Archibald also works with private citizens who suspect a family member is using drugs and would like True North to do a search in their home. Parents who are concerned about their teenagers can also utilize the service and get the help their child needs before it is too late.
Archibald is also currently working with Negen's Investigative Services in Brainerd as a licensed private investigator. Charlie assists with investigation files when needed, Archibald said.
People in the community may know Archibald as he is the former Brainerd High School boys hockey coach and a member of the Brainerd Amateur Sports Foundation, which is part of the Essentia Health Sports Center.
Archibald was a hockey player on the Minnesota North Stars, on the American Hockey League with the Springfield Indians and with the International Hockey League on the Kalamazoo Wings. He also played college hockey with the University of North Dakota.
Those interested in Archibald's services can go online at http://www.truenorthcaninedetectionservices.com ; firstname.lastname@example.org or call 218-839-9075.
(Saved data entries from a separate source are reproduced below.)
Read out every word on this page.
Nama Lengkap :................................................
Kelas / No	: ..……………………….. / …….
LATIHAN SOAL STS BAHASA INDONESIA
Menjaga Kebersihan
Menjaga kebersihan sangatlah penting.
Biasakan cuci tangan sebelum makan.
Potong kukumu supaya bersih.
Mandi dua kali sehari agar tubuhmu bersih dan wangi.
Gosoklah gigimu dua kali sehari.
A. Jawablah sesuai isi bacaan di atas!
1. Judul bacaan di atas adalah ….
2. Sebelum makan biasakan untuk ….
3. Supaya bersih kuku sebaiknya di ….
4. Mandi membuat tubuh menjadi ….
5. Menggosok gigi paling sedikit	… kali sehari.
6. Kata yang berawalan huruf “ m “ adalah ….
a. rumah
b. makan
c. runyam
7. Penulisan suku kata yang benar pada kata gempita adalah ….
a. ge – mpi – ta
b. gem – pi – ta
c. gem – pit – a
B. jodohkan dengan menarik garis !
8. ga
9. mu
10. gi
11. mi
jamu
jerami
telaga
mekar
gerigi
According to the U.S. Department of Health and Human Services, nearly 75 percent of all adult illicit drug users in the nation are employed and problems related to alcohol and drug abuse cost American businesses roughly $81 billion in lost productivity yearly. Archibald said in his research, he has found that drug abusers cost American employees money by not being as productive in their work, have a higher number of sick time, can see an increase in employee theft, workplace accidents, violence, lawsuits and insurance claims.
The United States Occupational Safety and Health Administration reported 67 percent of all work-related accidents are the direct result of substance use.
The HHS reports "Illicit drug use, which includes the abuse of illegal drugs and/or the misuse of prescription medications or household substances is something many adolescents engage in occasionally, and a few do regularly. By the 12th grade, about half of adolescents have abused an illicit drug at least once. The most commonly used drug is marijuana but adolescents can find many abused substances, such as prescription medications, glues and aerosols, in the home.